Journal of cognition – January 01, 2025
Source: PubMed
Summary
Our conscious experiences don't always match what's happening in our minds. This fascinating insight challenges how we understand memory and awareness. Research shows that while we may feel confident about a memory or experience déjà vu, the brain processes behind these feelings often operate independently from our conscious awareness. This disconnect appears in various memory phenomena, from metacognitive judgments to recognition confidence, revealing that our subjective experiences can be surprisingly unreliable guides to our cognitive processes.
Abstract
The Doctrine of Concordance is the implicit assumption that cognitive processes, behavior, and phenomenological experience are highly correlated (Tulving, 1989). Tulving challenged this assumption, pointing to domains in which conscious experience did not accompany a particular measured cognitive process and to situations in which consciousness did not correlate with the observable behavior. Schwartz (1999) extended this view, asserting that the underlying cognitive processes that produce conscious experience may differ from those that produce observable behavior. Though research on conscious experience blossomed during the last quarter century and progress has been made in moving past the Doctrine of Concordance, we argue that some subdomains within memory research remain hampered by an implicit endorsement of it. We outline two areas of memory research in which current research and interpretations appear to fall prey to the Doctrine today: research on the dual- vs. single-process theory in recognition memory, including work on remember/know judgments, and research on retrospective memory confidence.
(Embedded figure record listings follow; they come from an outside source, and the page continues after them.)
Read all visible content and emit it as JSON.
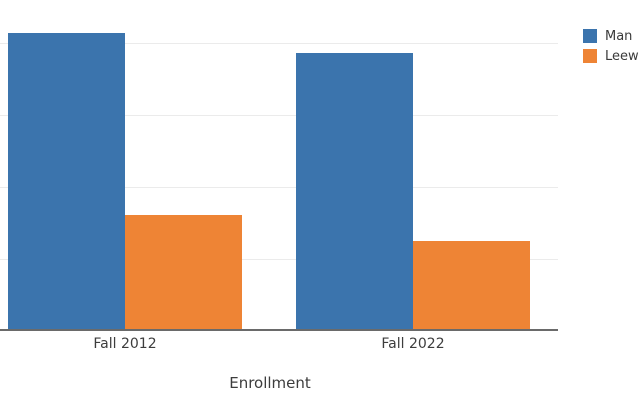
{
  "chart_data": {
    "type": "bar",
    "title": "",
    "xlabel": "Enrollment",
    "ylabel": "",
    "categories": [
      "Fall 2012",
      "Fall 2022"
    ],
    "series": [
      {
        "name": "Man",
        "color": "#3b74ad",
        "values": [
          20550,
          19150
        ]
      },
      {
        "name": "Leew",
        "color": "#ee8435",
        "values": [
          7950,
          6100
        ]
      }
    ],
    "y_gridline_values": [
      5000,
      10000,
      15000,
      20000
    ],
    "ylim": [
      0,
      23000
    ],
    "grid": "horizontal light gray lines, y labels cropped off-frame left",
    "legend_position": "top-right, labels clipped at right image edge",
    "axis_line_color": "#6a6a6a",
    "gridline_color": "#ebebeb"
  }
}
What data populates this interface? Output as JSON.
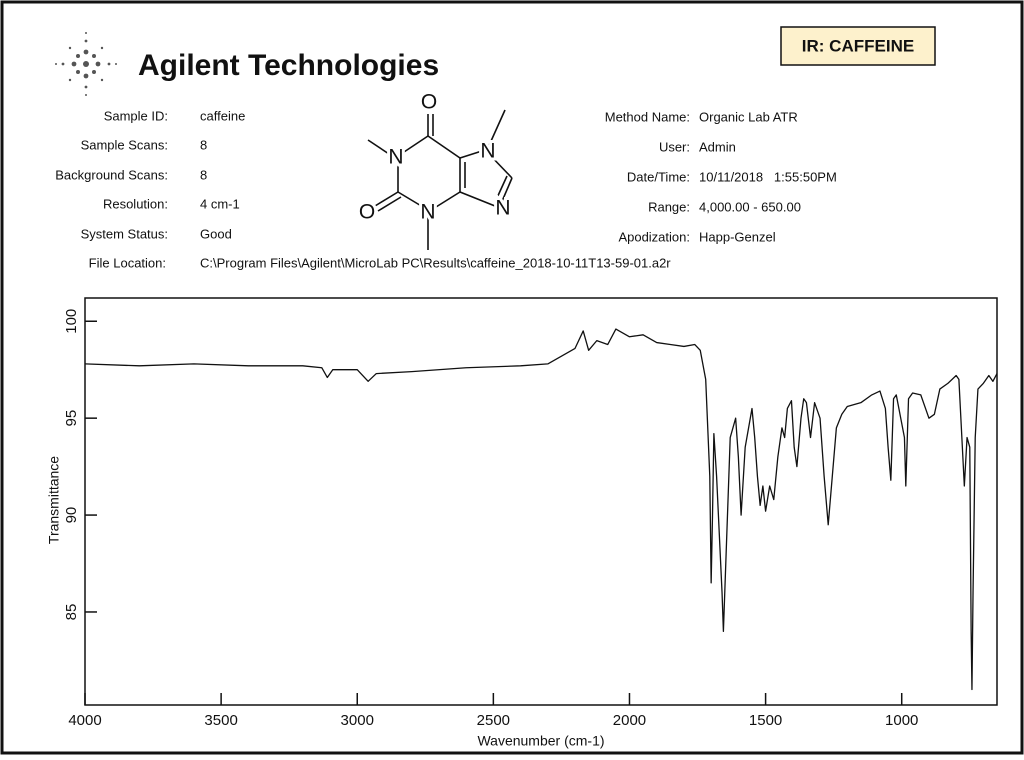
{
  "header": {
    "brand": "Agilent Technologies",
    "badge": "IR: CAFFEINE"
  },
  "sample_info": [
    {
      "label": "Sample ID:",
      "value": "caffeine"
    },
    {
      "label": "Sample Scans:",
      "value": "8"
    },
    {
      "label": "Background Scans:",
      "value": "8"
    },
    {
      "label": "Resolution:",
      "value": "4 cm-1"
    },
    {
      "label": "System Status:",
      "value": "Good"
    }
  ],
  "file_location": {
    "label": "File Location:",
    "value": "C:\\Program Files\\Agilent\\MicroLab PC\\Results\\caffeine_2018-10-11T13-59-01.a2r"
  },
  "method_info": [
    {
      "label": "Method Name:",
      "value": "Organic Lab ATR"
    },
    {
      "label": "User:",
      "value": "Admin"
    },
    {
      "label": "Date/Time:",
      "value": "10/11/2018   1:55:50PM"
    },
    {
      "label": "Range:",
      "value": "4,000.00 - 650.00"
    },
    {
      "label": "Apodization:",
      "value": "Happ-Genzel"
    }
  ],
  "structure": {
    "atoms": [
      "O",
      "N",
      "N",
      "N",
      "N",
      "O"
    ]
  },
  "chart_data": {
    "type": "line",
    "xlabel": "Wavenumber (cm-1)",
    "ylabel": "Transmittance",
    "color": "#111111",
    "xlim": [
      4000,
      650
    ],
    "ylim": [
      80.2,
      101.2
    ],
    "xticks": [
      4000,
      3500,
      3000,
      2500,
      2000,
      1500,
      1000
    ],
    "yticks": [
      85,
      90,
      95,
      100
    ],
    "x": [
      4000,
      3800,
      3600,
      3400,
      3200,
      3130,
      3110,
      3090,
      3000,
      2960,
      2930,
      2800,
      2600,
      2400,
      2300,
      2250,
      2200,
      2170,
      2150,
      2120,
      2080,
      2050,
      2000,
      1950,
      1900,
      1850,
      1800,
      1760,
      1740,
      1720,
      1705,
      1700,
      1695,
      1690,
      1680,
      1660,
      1655,
      1645,
      1630,
      1610,
      1600,
      1590,
      1575,
      1550,
      1540,
      1530,
      1520,
      1510,
      1500,
      1485,
      1470,
      1455,
      1440,
      1430,
      1420,
      1405,
      1395,
      1385,
      1370,
      1360,
      1350,
      1335,
      1320,
      1300,
      1285,
      1270,
      1255,
      1240,
      1220,
      1200,
      1150,
      1110,
      1080,
      1060,
      1050,
      1040,
      1030,
      1020,
      990,
      985,
      975,
      960,
      930,
      900,
      880,
      860,
      830,
      800,
      790,
      770,
      760,
      750,
      745,
      742,
      738,
      730,
      720,
      700,
      680,
      665,
      650
    ],
    "values": [
      97.8,
      97.7,
      97.8,
      97.7,
      97.7,
      97.6,
      97.1,
      97.5,
      97.5,
      96.9,
      97.3,
      97.4,
      97.6,
      97.7,
      97.8,
      98.2,
      98.6,
      99.5,
      98.5,
      99.0,
      98.8,
      99.6,
      99.2,
      99.3,
      98.9,
      98.8,
      98.7,
      98.8,
      98.5,
      97.0,
      92,
      86.5,
      90,
      94.2,
      92,
      86,
      84,
      88,
      94,
      95,
      93,
      90,
      93.5,
      95.5,
      94,
      92,
      90.5,
      91.5,
      90.2,
      91.5,
      90.8,
      93,
      94.5,
      94,
      95.5,
      95.9,
      93.5,
      92.5,
      95,
      96,
      95.8,
      94,
      95.8,
      95,
      92,
      89.5,
      92,
      94.5,
      95.2,
      95.6,
      95.8,
      96.2,
      96.4,
      95.5,
      93.5,
      91.8,
      96,
      96.2,
      94,
      91.5,
      96,
      96.3,
      96.2,
      95,
      95.2,
      96.5,
      96.8,
      97.2,
      97.0,
      91.5,
      94,
      93.5,
      84,
      81,
      86,
      94,
      96.5,
      96.8,
      97.2,
      96.9,
      97.3
    ]
  }
}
We then describe four areas of research that show progress in understanding conscious experience by rejecting the Doctrine of Concordance: These are 1) metacognitive disconnects in the science of learning, 2) recognition illusions, 3) déjà vu experiences, and 4) aha experiences. We claim that there is often a dissociation between the mechanisms that create conscious experience and the underlying cognitive processes that contribute to behaviors, which may seem causally correlated with conscious experience. Disentangling the relations between process, behavior, and conscious experience in the human mind's operation are important to understanding it.